CD-associated NOD2 mutants are impaired in signaling, anti-bacterial killing, and autophagy. (A) NF-κB luciferase reporter assay in HEK293T cells transfected with Nod2 plasmids and stimulated with MDP (1µg/mL) for 18h. Luciferase values normalized to β-gal transfection control (nLuc), mean ±SD. (B) Gentamycin protection assay of HEK293T cells transfected with Nod2 plasmids, mean ±SD. (C) NF-κB luciferase reporter assay in HEK293T cells transfected with Nod2 and IKK dominant negative (DN) constructs, mean ±SD. (D) Gentamycin protection assay of HEK293T cells transfected with Nod2 and IKK DN plasmids, mean ±SD. (E) Autophagosomal maturation assessed by flow cytometric analysis of GFP-mCherry-LC3 in HEK293T cells transfected with vector, Nod2 or Nod2 L1007fs plasmids. Histogram of GFP MFI of the mCherry-positive population (left). Quantification of GFP/mCherry MFI ratio normalized to vector transfected sample, mean ±SD (right, n=7). (F) LC3 immunoblots of HEK293T cells transfected with Nod2 or Nod2 L1007fs plasmids treated with MDP (1µg/mL) or rapamycin (25µg/mL) for the indicated times (hours). Quantification of LC3-II amount indicated by LC3-II/tubulin ratio (right).

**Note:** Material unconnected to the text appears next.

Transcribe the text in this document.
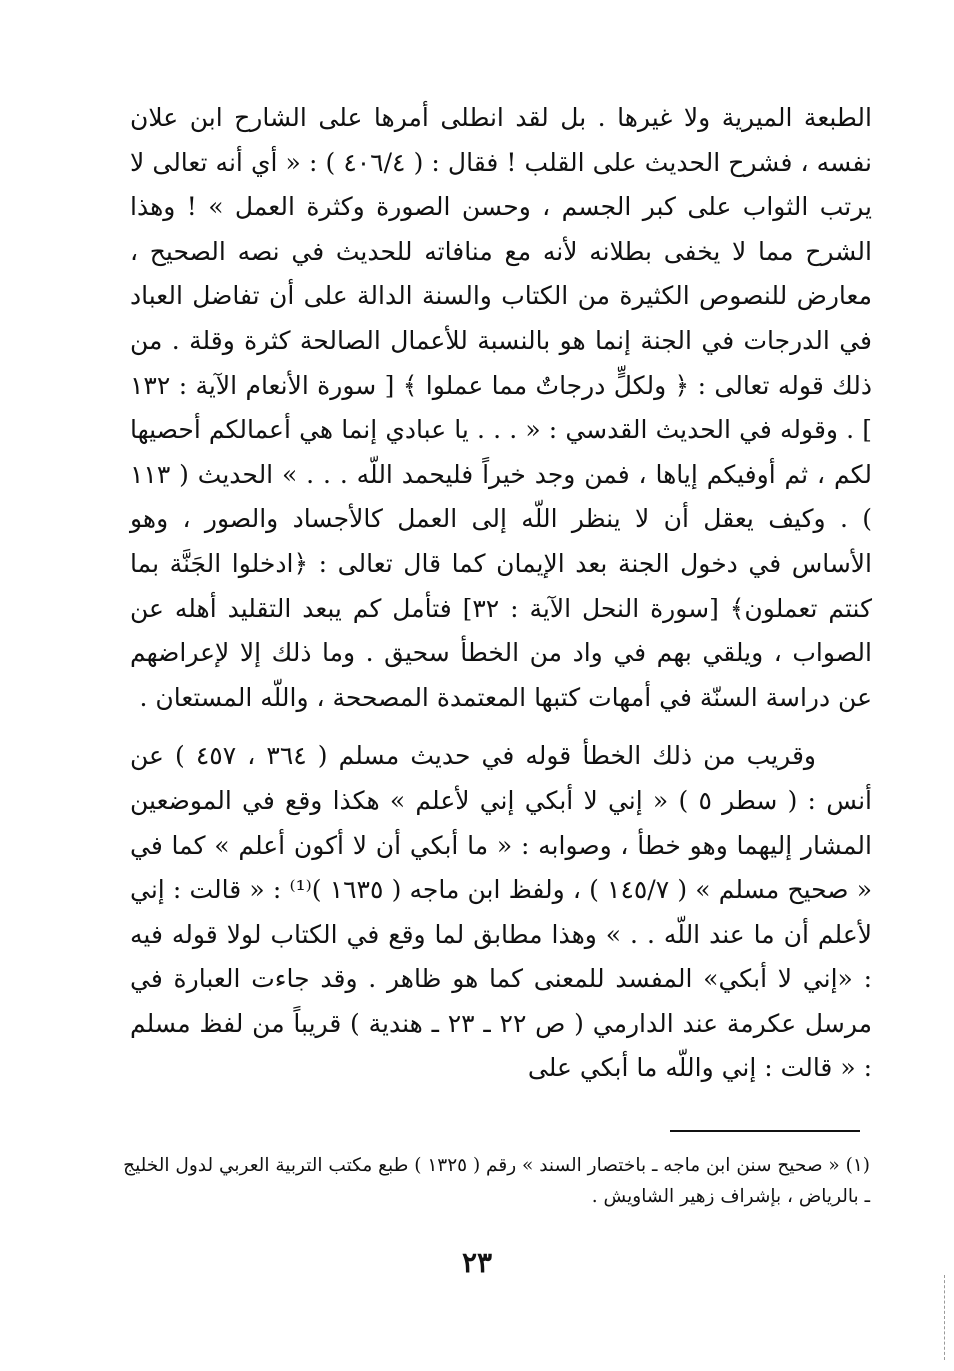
الطبعة الميرية ولا غيرها . بل لقد انطلى أمرها على الشارح ابن علان نفسه ، فشرح الحديث على القلب ! فقال : ( ٤٠٦/٤ ) : « أي أنه تعالى لا يرتب الثواب على كبر الجسم ، وحسن الصورة وكثرة العمل » ! وهذا الشرح مما لا يخفى بطلانه لأنه مع منافاته للحديث في نصه الصحيح ، معارض للنصوص الكثيرة من الكتاب والسنة الدالة على أن تفاضل العباد في الدرجات في الجنة إنما هو بالنسبة للأعمال الصالحة كثرة وقلة . من ذلك قوله تعالى : ﴿ ولكلٍّ درجاتٌ مما عملوا ﴾ [ سورة الأنعام الآية : ١٣٢ ] . وقوله في الحديث القدسي : « . . . يا عبادي إنما هي أعمالكم أحصيها لكم ، ثم أوفيكم إياها ، فمن وجد خيراً فليحمد اللّه . . . » الحديث ( ١١٣ ) . وكيف يعقل أن لا ينظر اللّه إلى العمل كالأجساد والصور ، وهو الأساس في دخول الجنة بعد الإيمان كما قال تعالى : ﴿ادخلوا الجَنَّة بما كنتم تعملون﴾ [سورة النحل الآية : ٣٢] فتأمل كم يبعد التقليد أهله عن الصواب ، ويلقي بهم في واد من الخطأ سحيق . وما ذلك إلا لإعراضهم عن دراسة السنّة في أمهات كتبها المعتمدة المصححة ، واللّه المستعان .

وقريب من ذلك الخطأ قوله في حديث مسلم ( ٣٦٤ ، ٤٥٧ ) عن أنس : ( سطر ٥ ) « إني لا أبكي إني لأعلم » هكذا وقع في الموضعين المشار إليهما وهو خطأ ، وصوابه : « ما أبكي أن لا أكون أعلم » كما في « صحيح مسلم » ( ١٤٥/٧ ) ، ولفظ ابن ماجه ( ١٦٣٥ )⁽¹⁾ : « قالت : إني لأعلم أن ما عند اللّه . . » وهذا مطابق لما وقع في الكتاب لولا قوله فيه : «إني لا أبكي» المفسد للمعنى كما هو ظاهر . وقد جاءت العبارة في مرسل عكرمة عند الدارمي ( ص ٢٢ ـ ٢٣ ـ هندية ) قريباً من لفظ مسلم : « قالت : إني واللّه ما أبكي على

(١) « صحيح سنن ابن ماجه ـ باختصار السند » رقم ( ١٣٢٥ ) طبع مكتب التربية العربي لدول الخليج ـ بالرياض ، بإشراف زهير الشاويش .

٢٣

ATG16L1 T300A impairs MDP-enhanced bacterial killing in a cell type specific manner. (A) TNFα secreted by MDP-stimulated PBMCs (0, 0.1 or 1µg/mL for 18h) with the indicated genotypes, median values of the group (n=6) indicated by bars. WT, wild-type ATG16L1; HT, heterozygous ATG16L1; T300A, homozygous ATG16L1 T300A. (B) Immunoblot analysis of MDP-stimulated, (10µg/mL), genotyped, dendritic cells. Autophagy induction quantified by LC3-II accumulation indicated by LC3-II/GAPDH ratio, with similar results seen by alternative quantification of LC3-I/LC3-II ratios. p-p38, phosphorylated p38. (C) Gentamycin protection assay of genotyped macrophages performed in media ± MDP (10µg/mL). Bars indicate the geometric mean values (WT, n=7; HT, n=7; T300A, n=14) with the 95% confidence limits shown by the boxes. The range of response is indicated by the vertical bars. (D) Gentamycin protection assay of HT29 or HT29GR cells performed in media ± MDP (20µg/mL), mean ±SD. (E) NF-κB luciferase reporter assay (left) and gentamycin protection assay (right) in HT29GR cells transfected with vector or Nod2 plasmid and treated with MDP (10µg/mL), mean ±SD. (F) Gentamycin protection assay of Nod2-expressing HT29GR cells transfected with vector, ATG16L1 or ATG16L1 T300A plasmids and control or ATG16L1 RNAi performed in media ± MDP (20µg/mL), mean ±SD.